My World Books avoided all that. I had this fountain of knowledge in my own house and I drank from it daily. I would often pick a letter at random and sit down in a comfy chair or on the foot of my bed and enter the world of the World Book much as a boy today might Google googol. My mind flitted alphabetically from topic to topic; aardvarks in Africa, The Ancient Mariner and his Albatross, Armstrong, Neil and Apollo. In this way I developed a mind full of trivia. I learned a little about a lot. But the World Book made me fall in love with the World. It opened up to me vistas that I could not see with my own eyes. I read it from cover to cover to cover and I am consequently condemned to be fascinated by everything. I want to know three succinct paragraphs about the universe.
Little did I or anyone else know that my beloved World Books would be surpassed by many orders of magnitude. Our children are growing up in a world where all human knowledge is available in the palm of their hand. They do not have to drive to the library. They do not have to look through a card catalog. They do not have to send away for more information. How can this not be a good thing?

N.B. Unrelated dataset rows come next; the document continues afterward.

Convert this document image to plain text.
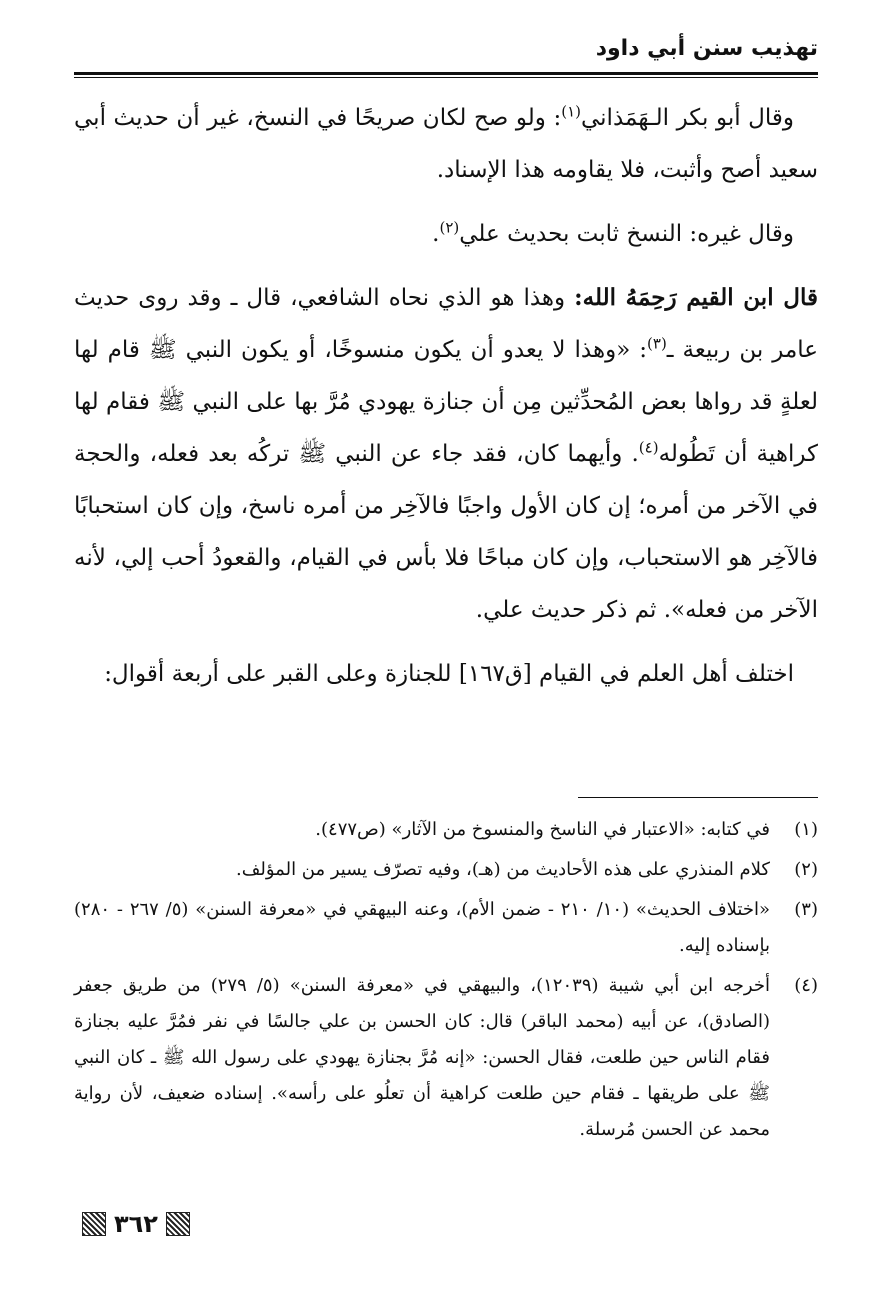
تهذيب سنن أبي داود

وقال أبو بكر الـهَمَذاني$^{(١)}$: ولو صح لكان صريحًا في النسخ، غير أن حديث أبي سعيد أصح وأثبت، فلا يقاومه هذا الإسناد.

وقال غيره: النسخ ثابت بحديث علي$^{(٢)}$.

قال ابن القيم رَحِمَهُ الله: وهذا هو الذي نحاه الشافعي، قال ـ وقد روى حديث عامر بن ربيعة ـ$^{(٣)}$: «وهذا لا يعدو أن يكون منسوخًا، أو يكون النبي ﷺ قام لها لعلةٍ قد رواها بعض المُحدِّثين مِن أن جنازة يهودي مُرَّ بها على النبي ﷺ فقام لها كراهية أن تَطُوله$^{(٤)}$. وأيهما كان، فقد جاء عن النبي ﷺ تركُه بعد فعله، والحجة في الآخر من أمره؛ إن كان الأول واجبًا فالآخِر من أمره ناسخ، وإن كان استحبابًا فالآخِر هو الاستحباب، وإن كان مباحًا فلا بأس في القيام، والقعودُ أحب إلي، لأنه الآخر من فعله». ثم ذكر حديث علي.

اختلف أهل العلم في القيام [ق١٦٧] للجنازة وعلى القبر على أربعة أقوال:

(١)
في كتابه: «الاعتبار في الناسخ والمنسوخ من الآثار» (ص٤٧٧).
(٢)
كلام المنذري على هذه الأحاديث من (هـ)، وفيه تصرّف يسير من المؤلف.
(٣)
«اختلاف الحديث» (١٠/ ٢١٠ - ضمن الأم)، وعنه البيهقي في «معرفة السنن» (٥/ ٢٦٧ - ٢٨٠) بإسناده إليه.
(٤)
أخرجه ابن أبي شيبة (١٢٠٣٩)، والبيهقي في «معرفة السنن» (٥/ ٢٧٩) من طريق جعفر (الصادق)، عن أبيه (محمد الباقر) قال: كان الحسن بن علي جالسًا في نفر فمُرَّ عليه بجنازة فقام الناس حين طلعت، فقال الحسن: «إنه مُرَّ بجنازة يهودي على رسول الله ﷺ ـ كان النبي ﷺ على طريقها ـ فقام حين طلعت كراهية أن تعلُو على رأسه». إسناده ضعيف، لأن رواية محمد عن الحسن مُرسلة.
٣٦٢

Amber Case studies human interaction with technology. She calls herself a Cyborg Anthropologist because of her hypothesis that glowing screens and the internet therein constitute a sort of extra brain which we carry around with us. We are half-human, half-robot. She says, “Mental tools extend what our brains can do. Our phone is our mental exoskeleton.” And Cyborgs are, mostly, stronger than humans. We are better for having all human knowledge in the palm of our hands, obviously. But there may be a price for this, too. Case makes the argument that we can get too enraptured by our knowledge and technology, much as I got absorbed to the point of distraction by my World Books. A fine example of this can be found on You Tube. Simply type in “Texting man walks into a bear.”
What may be lost is “down time” and I would argue “small talk.” Case says, “People aren’t taking time for mental reflection. When you have no external input that is the time when there is creation of self. Then you can figure out who you really are.” How does she deal with this overload? “I take road trips and use paper maps,” she says.
Which reminds me of an anecdote of my own. I was standing in a store in the Mall of America with my son (A girl’s clothing store. We boys were obviously “on pause”). I was looking at a road map of Minnesota and trying to cipher out a route to escape Minneapolis with minimal frustration. I was approached by a young sales clerk (maybe 19) who stared in wonder at my map. “Is that what I think it is,” she said, “I didn’t think anybody used maps anymore.” I was tempted to retreat into the old person’s mantra “well in my day, young lady…..” But I didn’t. I showed her the map and we talked about the area and she pulled out her “map app.” She actually had some good ideas for getting back to the highway. And it wasn’t that she didn’t know what a map was, or that she didn’t use maps.
The thing is: maps are different today and in many ways they are better. Encyclopedias are better, too. And we can still talk to each other today, even about maps. We just need to take the time to do it. So I guess I won’t take a sledge hammer to my iPhone. There may be some good to come from it. Rest in peace Ned Ludd.